Culte du dimanche : the Fall

Par Fredp @FredMyscreens

Ce dimanche, retour sur l’une des plus belles expériences visuelles des années 2000 avec le sublime The Fall.

Primé pour le clip de REM Losing my Religion et réalisateur de publicité (dont le célèbre match de foot contre des démons pour Nike avec Eric Cantona), Tarsem Singh a développé un sens de l’image et de l’iconographie particulièrement poussé qu’il mettra à profit dans son premier film, the Cell. Dans ce film, Jennifer Lopez pénétrait littéralement dans l’esprit d’un serial killer autorisant alors au réalisateur une grande exubérance visuelle macabre et impressionnante s’inspirant souvent des plus glauques des œuvres d’art. Le résultat était visuellement bluffant et même si le succès n’était pas forcément au rendez-vous, on pouvait bien imaginer que le réalisateur pouvait nous offrir plus tard d’autres expériences de cinéma du même acabit. Il jette alors son dévolus sur le scénario d’un film bulgare des années 80 pour l’adapter à sa manière avec un tournage dans les plus beaux endroits du monde qui dura 4 ans.

Dans the Fall, nous plongeons dans les années 1920 et  nous intéressons à un cascadeur de cinéma blessé se retrouvant à l’hôpital et se liant d’amitié avec une gamine qui y fait également un séjour après s’être cassé le bras. Leur amitié prendra véritablement forme dans l’histoire fantastique que le cascadeur va lui raconter et dans laquelle elle s’immergera complètement au point que le récit s’imbriquera d’une certaine manière dans la réalité.

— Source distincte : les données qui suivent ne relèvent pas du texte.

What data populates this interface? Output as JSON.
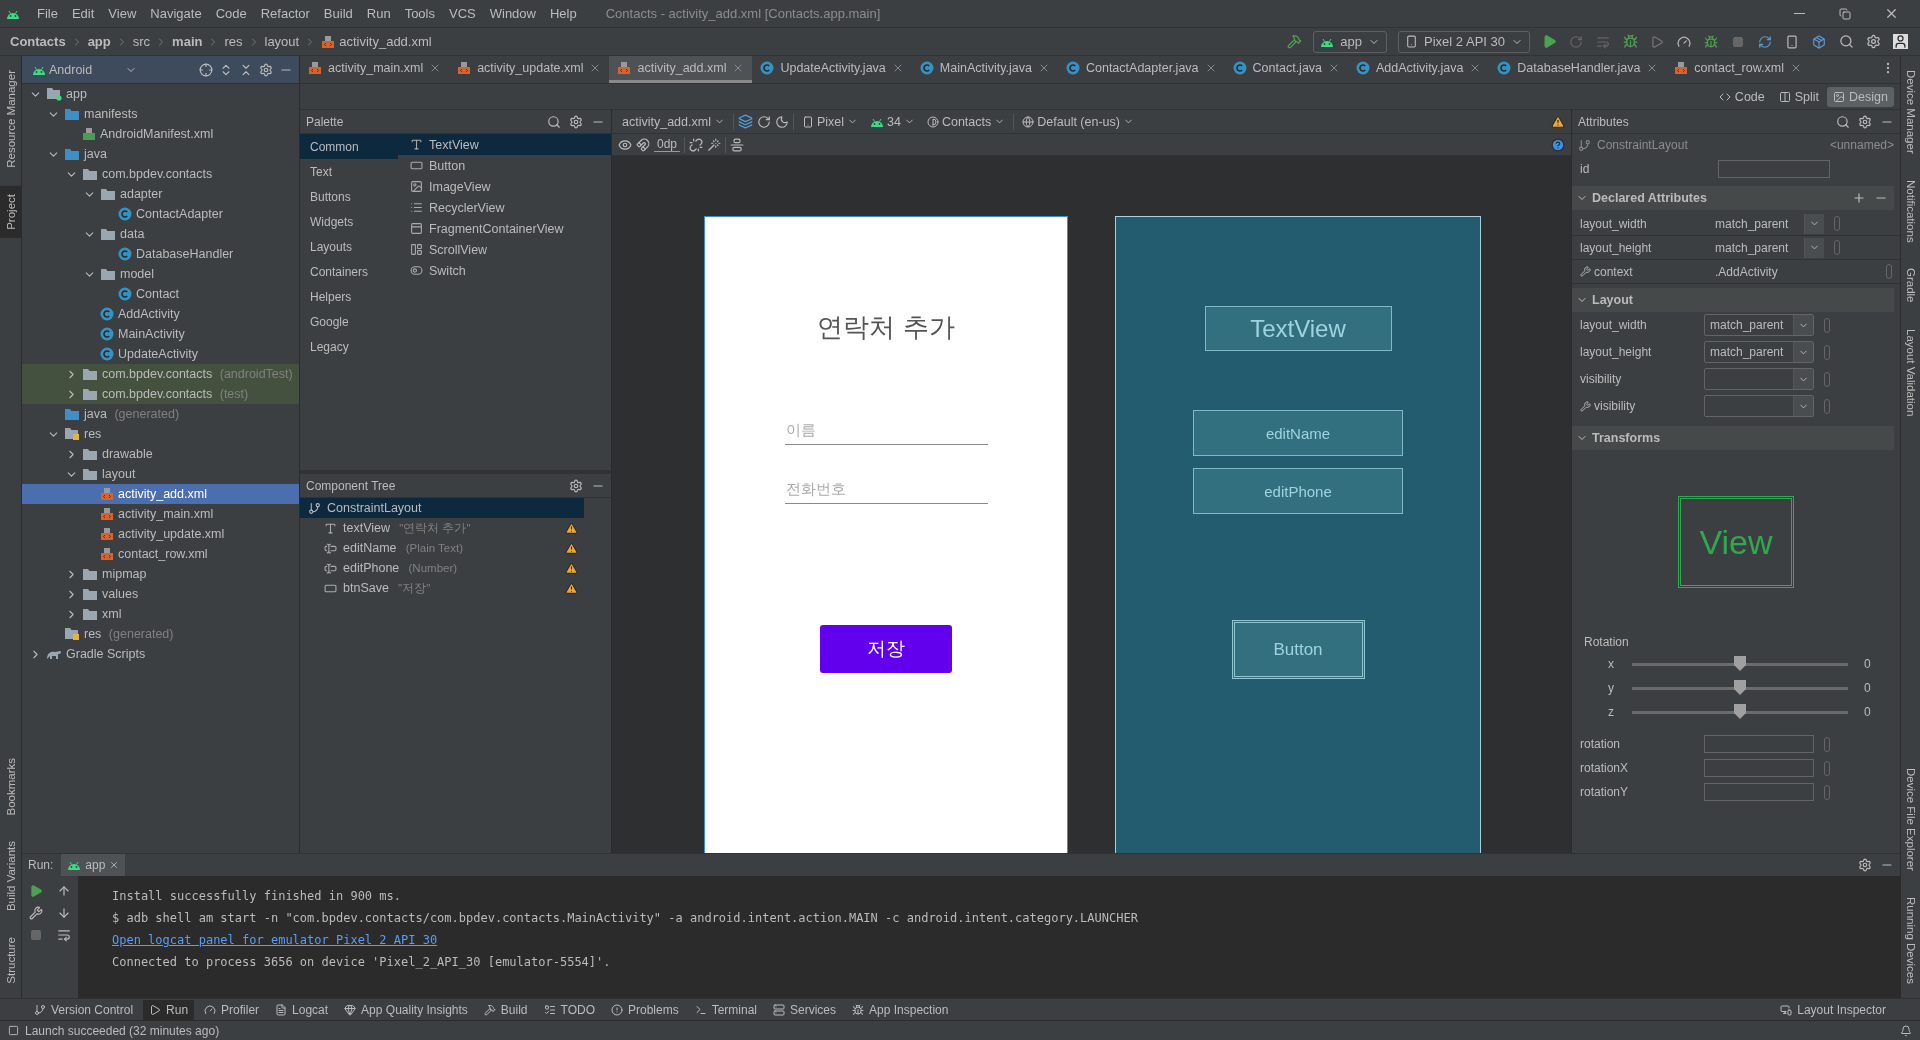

En effet, plus le récit d’aventure exotique avance, plus nous prenons conscience que celui-ci s’inspire énormément de ce qu’a vécu le cascadeur avant d’arriver à l’hôpital : une relation amoureuse qui a mal tourné, une trahison importante … l’amenant à des envies de mettre fin à ses jours. Le rôle de la jeune fille sera donc primordial pour le sauver, à la fois dans l’histoire et dans la vie.
Mais en plus de cette vision déformée de la réalité et du pouvoir des histoires et légendes, the Fall est également un hommage aux débuts du cinéma, à la magie de ces images qui sont alors une nouvelle manière de raconter des histoires. Le choix d’un cascadeur des débuts du cinéma et les images de fin montrant ce plaisir enfantin ne trompent pas sur la volonté qu’a le réalisateur de montrer la puissance du récit à travers les mots ou les images.

Mais au delà de son discours parfois simpliste et de son histoire dans l’histoire qui peut parfois pêcher par manque de rythme, the Fall est avant tout une véritable expérience visuelle, une symphonie d’images ! En effet, le réalisateur mélange de nombreuses influences dans les personnalités de ses héros, dans les lieux magnifiques qui sont parcourus (l’Inde y est forcément beaucoup représentée), les costumes, … Ne recourant que rarement aux effets visuels, ici tout est dans l’usage de la photographie avec des plans magistraux qui rendent justice aux paysages et décors, reflétant l’immensité onirique du désert ou la poésie de certaines morts. Autant inspiré par l’art étrange d’un Dali que par les documentaires de Ron Fricke, Tarsem Singh développe un univers visuel particulièrement marquant en y apportant une émotion et un sens du récit et de l’iconographie de ces personnages qui lui est propre.

Il n’était alors pas étonnant que David Fincher et Spike Jonze se soient portés producteur de ce film atypique mais ô combien sublime et envoutant. Hélas, le film sortira de manière confidentielle (directement en vidéo en France) sans donner à Lee Pace l’occasion de se faire connaitre auprès du grand public ou au réalisateur de développer d’autres projets aussi personnels. Seuls des projets de commande comme les Immortels ou Blanche-Neige seront confiés à Tarsem Singh et si il arrivera à y apporter sa patte dans certains costumes ou dans quelques images, ils ne sont certainement pas à la hauteur de ce qu’il a déployé sur the Fall.